Employers will already be noting upsides of having more staff working from home, not least the massive cost transferral to the employee. The savings on city office-space and communications systems, for example, on utilities and data, will be significant.

As one major lobbyist for employers says: “We have realised in this crisis that we don’t need an elaborate traditional telephone comms system, for example, where everyone has a phone on their desk – a computer and a mobile phone for internal and external comms is obviously enough. We’ve also learnt that Zoom meetings can be incredibly efficient and the cost-saving is massive, especially when the price of air travel will go through the roof.”

Employer organisations and unions have been attentive to the loud government message that it is time – despite the obvious health risks to those most vulnerable – to start cranking up the economy. Leading government figures are united in the message that this will require some people to return to their actual workplaces. But the office is unlikely to ever look like it did before the Covid-19 outbreak.

Starting times will be staggered to avoid crowding into lifts and foyers. Work-at-home rosters are likely to be implemented by some companies so employees only attend the office on alternate days. The communal lunchroom will be best avoided, large in-person meetings will go the same way as hotdesking in favour of in-house video conferencing.

The office partition or cubicle – Perspex, perhaps, in place of felt covered chipboard – could become a fixture as employers attempt to pandemic-proof their offices.

Other companies will opt for savings on office space, insisting most staff who want to can and should work from home.

Employers looking for savings through cost transferral (to the employee but, perhaps, through tax deductions that are ultimately shifted to the state) have much else to consider too. Not least that in Australia employers still have a clear duty of care to employees working at home.
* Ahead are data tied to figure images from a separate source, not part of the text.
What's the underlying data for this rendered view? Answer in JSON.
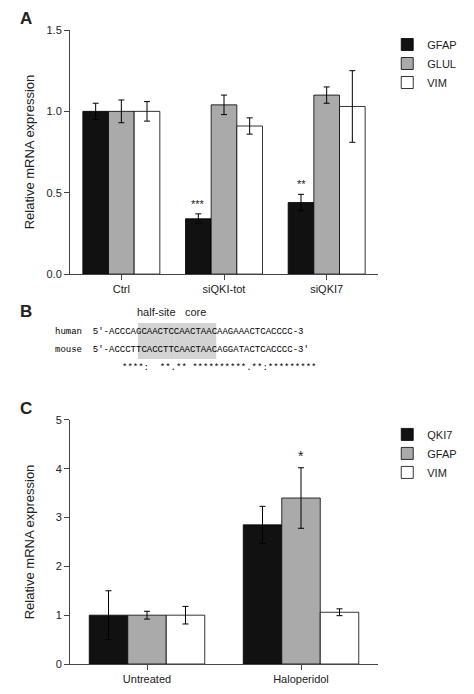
{
  "chart_data": [
    {
      "type": "bar",
      "title": "A",
      "categories": [
        "Ctrl",
        "siQKI-tot",
        "siQKI7"
      ],
      "series": [
        {
          "name": "GFAP",
          "color": "#111111",
          "values": [
            1.0,
            0.34,
            0.44
          ],
          "errors": [
            0.05,
            0.03,
            0.05
          ]
        },
        {
          "name": "GLUL",
          "color": "#aaaaaa",
          "values": [
            1.0,
            1.04,
            1.1
          ],
          "errors": [
            0.07,
            0.06,
            0.05
          ]
        },
        {
          "name": "VIM",
          "color": "#ffffff",
          "values": [
            1.0,
            0.91,
            1.03
          ],
          "errors": [
            0.06,
            0.05,
            0.22
          ]
        }
      ],
      "annotations": [
        {
          "text": "***",
          "category": "siQKI-tot",
          "series": "GFAP"
        },
        {
          "text": "**",
          "category": "siQKI7",
          "series": "GFAP"
        }
      ],
      "ylabel": "Relative mRNA expression",
      "ylim": [
        0.0,
        1.5
      ],
      "yticks": [
        {
          "value": 0.0,
          "label": "0.0"
        },
        {
          "value": 0.5,
          "label": "0.5"
        },
        {
          "value": 1.0,
          "label": "1.0"
        },
        {
          "value": 1.5,
          "label": "1.5"
        }
      ],
      "grid": false,
      "legend": "right"
    },
    {
      "type": "sequence_alignment",
      "title": "B",
      "lines": [
        "human  5′-ACCCAGCAACTCCAACTAACAAGAAACTCACCCC-3",
        "mouse  5′-ACCCTTCACCTTCAACTAACAGGATACTCACCCC-3′",
        "****:  **.** **********.**:*********"
      ],
      "annotations": [
        {
          "text": "half-site"
        },
        {
          "text": "core"
        }
      ]
    },
    {
      "type": "bar",
      "title": "C",
      "categories": [
        "Untreated",
        "Haloperidol"
      ],
      "series": [
        {
          "name": "QKI7",
          "color": "#111111",
          "values": [
            1.0,
            2.85
          ],
          "errors": [
            0.5,
            0.38
          ]
        },
        {
          "name": "GFAP",
          "color": "#aaaaaa",
          "values": [
            1.0,
            3.4
          ],
          "errors": [
            0.08,
            0.62
          ]
        },
        {
          "name": "VIM",
          "color": "#ffffff",
          "values": [
            1.0,
            1.06
          ],
          "errors": [
            0.18,
            0.07
          ]
        }
      ],
      "annotations": [
        {
          "text": "*",
          "category": "Haloperidol",
          "series": "GFAP"
        }
      ],
      "ylabel": "Relative mRNA expression",
      "ylim": [
        0.0,
        5.0
      ],
      "yticks": [
        0,
        1,
        2,
        3,
        4,
        5
      ],
      "grid": false,
      "legend": "right"
    }
  ]
}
If someone working at home trips and injures themselves while on a bathroom break or gets a repetitive strain injury, for example, the employer can still be liable.
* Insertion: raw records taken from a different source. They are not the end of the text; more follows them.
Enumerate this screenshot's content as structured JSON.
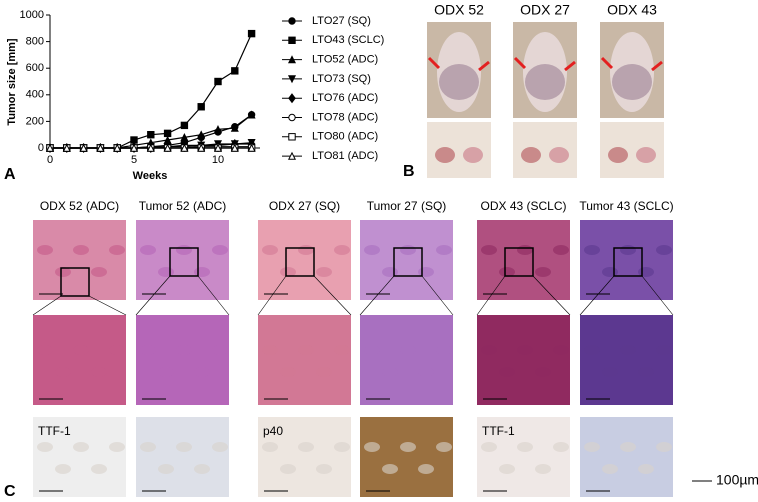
{
  "chart_data": {
    "type": "line",
    "x_label": "Weeks",
    "y_label": "Tumor size [mm]",
    "x": [
      0,
      1,
      2,
      3,
      4,
      5,
      6,
      7,
      8,
      9,
      10,
      11,
      12
    ],
    "xlim": [
      0,
      12.5
    ],
    "xticks": [
      0,
      5,
      10
    ],
    "ylim": [
      0,
      1000
    ],
    "yticks": [
      0,
      200,
      400,
      600,
      800,
      1000
    ],
    "series": [
      {
        "name": "LTO27 (SQ)",
        "color": "#000000",
        "marker": "circle",
        "values": [
          0,
          0,
          0,
          0,
          0,
          0,
          10,
          20,
          40,
          80,
          120,
          160,
          250
        ]
      },
      {
        "name": "LTO43 (SCLC)",
        "color": "#000000",
        "marker": "square",
        "values": [
          0,
          0,
          0,
          0,
          0,
          60,
          100,
          110,
          170,
          310,
          500,
          580,
          860
        ]
      },
      {
        "name": "LTO52 (ADC)",
        "color": "#000000",
        "marker": "triangle-up",
        "values": [
          0,
          0,
          0,
          0,
          0,
          20,
          40,
          60,
          80,
          100,
          140,
          150,
          250
        ]
      },
      {
        "name": "LTO73 (SQ)",
        "color": "#000000",
        "marker": "triangle-down",
        "values": [
          0,
          0,
          0,
          0,
          0,
          0,
          10,
          10,
          20,
          20,
          30,
          30,
          40
        ]
      },
      {
        "name": "LTO76 (ADC)",
        "color": "#000000",
        "marker": "diamond",
        "values": [
          0,
          0,
          0,
          0,
          0,
          0,
          0,
          10,
          10,
          20,
          20,
          30,
          30
        ]
      },
      {
        "name": "LTO78 (ADC)",
        "color": "#000000",
        "marker": "circle-open",
        "values": [
          0,
          0,
          0,
          0,
          0,
          0,
          0,
          0,
          0,
          10,
          10,
          10,
          10
        ]
      },
      {
        "name": "LTO80 (ADC)",
        "color": "#000000",
        "marker": "square-open",
        "values": [
          0,
          0,
          0,
          0,
          0,
          0,
          0,
          0,
          0,
          0,
          0,
          0,
          0
        ]
      },
      {
        "name": "LTO81 (ADC)",
        "color": "#000000",
        "marker": "triangle-open",
        "values": [
          0,
          0,
          0,
          0,
          0,
          0,
          0,
          0,
          0,
          0,
          0,
          0,
          0
        ]
      }
    ]
  },
  "panel_labels": [
    "A",
    "B",
    "C"
  ],
  "panel_b": {
    "titles": [
      "ODX 52",
      "ODX 27",
      "ODX 43"
    ]
  },
  "panel_c": {
    "titles": [
      "ODX 52 (ADC)",
      "Tumor 52 (ADC)",
      "ODX 27 (SQ)",
      "Tumor 27 (SQ)",
      "ODX 43 (SCLC)",
      "Tumor 43 (SCLC)"
    ],
    "stains": [
      "TTF-1",
      "p40",
      "TTF-1"
    ],
    "scale_bar": "100µm"
  }
}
Stand by for a rash of work from home insurance claims.

Stanford, self-avowedly going “crazy” in iso, will not be the only one eager to get back to the office.

“I think there are a lot of Australian employers drooling at the cost benefits arising from getting their staff to work at home. But they should stop and think carefully about their duty of care. And it could just be that after the pandemic we are going to have to actually fight to go back to an actual defined formal workplace ...

“I think for many workers in many jobs it will not be a healthy or sustainable practice to keep doing your job from home.”